Micrographs of S. epidermidis NCTC 11047 cells (a to e) and S. epidermidis RP62A (f) negatively stained with 2% (wt/vol) methylamine tungstate. (a) One lateral tuft of fibrils on one side of the septum. No fibrils were detected on the remaining cell surface (not shown in the image). (b) Two lateral tufts of fibrils, one on either side of the septum. (c) Four lateral tufts symmetrically positioned on either side of the septum. (d) Tuft of fibrils showing a few longer individual fibrils (arrows) projecting through the mass of shorter fibrils. (e) Dividing cell without any tufts of fibrils. (f) Cell of strain RP62A carrying a tuft of fibrils.

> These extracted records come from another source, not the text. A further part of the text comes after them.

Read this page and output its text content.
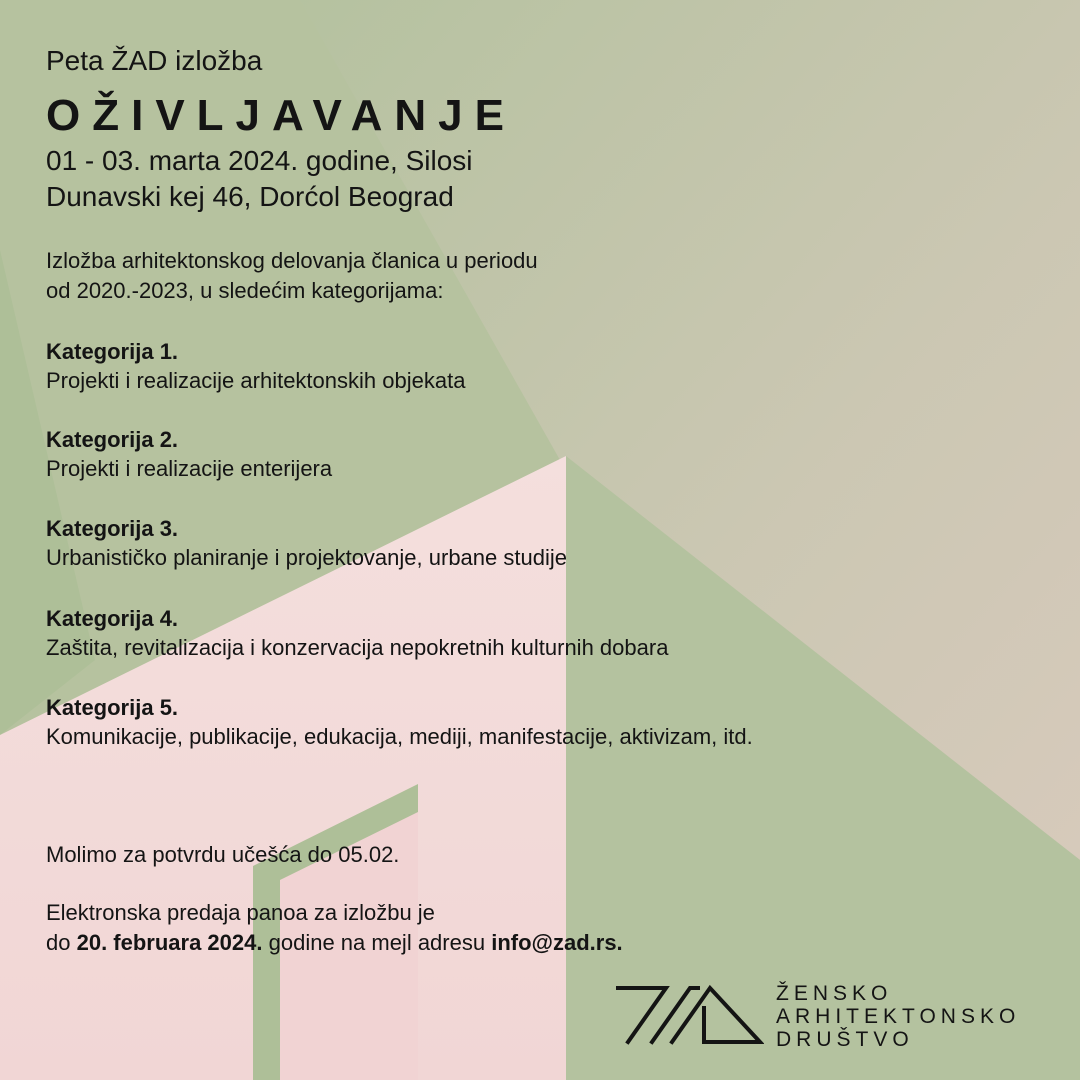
Peta ŽAD izložba
OŽIVLJAVANJE
01 - 03. marta 2024. godine, Silosi
Dunavski kej 46, Dorćol Beograd
Izložba arhitektonskog delovanja članica u periodu
od 2020.-2023, u sledećim kategorijama:
Kategorija 1.
Projekti i realizacije arhitektonskih objekata
Kategorija 2.
Projekti i realizacije enterijera
Kategorija 3.
Urbanističko planiranje i projektovanje, urbane studije
Kategorija 4.
Zaštita, revitalizacija i konzervacija nepokretnih kulturnih dobara
Kategorija 5.
Komunikacije, publikacije, edukacija, mediji, manifestacije, aktivizam, itd.
Molimo za potvrdu učešća do 05.02.
Elektronska predaja panoa za izložbu je
do 20. februara 2024. godine na mejl adresu info@zad.rs.
ŽENSKO
ARHITEKTONSKO
DRUŠTVO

Bars, 100 nm.

FIG. 2.

Schematic diagram of the different positions occupied by fibrillar tufts on 25% of S. epidermidis NCTC 11047 cells in relation to the septum of the dividing cell. (a to d) The majority of tufts were in the lateral position. (e and f) A minority of tufts were in a polar position.

FIG. 3.

Change in percentages of Fib⁺ cells (triangles) and Fib⁻ cells (squares) of S. epidermidis NCTC 11047 subpopulations after repeated hydrophobic and hydrophilic enrichments in the hexadecane partition assay.

FIG. 4.

Comparison of cell surface hydrophobicities of S. epidermidis NCTC 11047 WT, Fib⁺, and Fib⁻ subpopulations after partitioning between hexadecane and SPB, dH₂O, or PBS. Error bars are standard errors of the means.

FIG. 5.

SDS-PAGE analysis of cell surface polypeptides of S. epidermidis strains, extracted using lysostaphin (100 μg ml⁻¹, 4 h, 37°C) and run on a 10% SDS-polyacrylamide gel stained with Coomassie brilliant blue. (A) Standard molecular mass markers (kDa). (B) S. epidermidis NCTC 11047 WT cells. (C) S. epidermidis NCTC 11047 Fib⁻ subpopulation. (D) S. epidermidis NCTC 11047 Fib⁺ subpopulation. Both NCTC 11047 WT and Fib⁺ subpopulations express two high-molecular-mass (280- and 230-kDa) polypeptides (indicated by arrows), which are absent from the Fib⁻ subpopulation.

FIG. 6.

Electron micrographs of S. epidermidis NCTC 11047 cells labeled with anti-Aap antibodies and 10-nm colloidal gold-conjugated secondary antibody negatively stained with 2% (wt/vol) methylamine tungstate. (a) Fib⁺ cell labeled on the tuft fibrils with anti-Aap A-region antibody (top cell) attached to a Fib⁻ cell with no tuft and no gold labeling. (b) Fib⁺ cell labeled with anti-Aap B-region antibody revealing a very extensive fibrillar tuft. (c) WT cells labeled with anti-A antibody, showing a labeled cell with a tuft (Fib⁺) attached to a cell with no labeling and no tuft (Fib⁻). (d) Fib⁻ cell showing no specific gold attached after labeling with anti-A antibody. Bars, 100 nm.